Alpha Squad moved to the right, toward the giant reservoirs filled to capacity with North Slope crude, oil from the mammoth field at Prudhoe Bay. Skirting the rear of the reservoirs, they kept out of sight of the supervisor's office (located some two hundred feet across an open concrete field) until they reached the fat, white intake pipes that fed oil into the tanks. Team Leader Abel slung his pack to the ground and removed two sticks of the green C-4, several fuses, and a length of det cord. He gave Baker one stick. One stick he kept for himself.

Immediately, Baker began to roll the stick between his palms to soften the putty. As the C-4 grew malleable, he broke the explosive in two, affixing a slim strip to joints in the pipe that had recently been welded together.

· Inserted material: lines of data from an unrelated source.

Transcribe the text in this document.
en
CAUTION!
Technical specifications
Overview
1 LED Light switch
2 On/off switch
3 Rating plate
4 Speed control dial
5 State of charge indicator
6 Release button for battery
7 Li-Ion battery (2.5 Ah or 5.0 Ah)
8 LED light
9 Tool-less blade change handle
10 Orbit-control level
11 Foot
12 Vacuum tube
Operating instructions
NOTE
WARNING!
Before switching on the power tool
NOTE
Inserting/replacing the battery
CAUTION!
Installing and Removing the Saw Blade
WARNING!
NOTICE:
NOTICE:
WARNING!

At the same time, Abel ran up the metal staircase attached to the side of the reservoir. He stopped halfway to the top where a blunt valve extended from the side of the wall. The valve allowed for the manual release of oil from the reservoir. After softening the explosives, he fashioned a long tubular section and wrapped it around the valve. With his fingers, he worked the putty into the crease at the base of the valve, as if stanching a leak. Plastique was a forgiving mistress, he thought as he pressed the putty against the cold metal; hit it with a hammer, burn it, shoot it even, and still it would not ignite.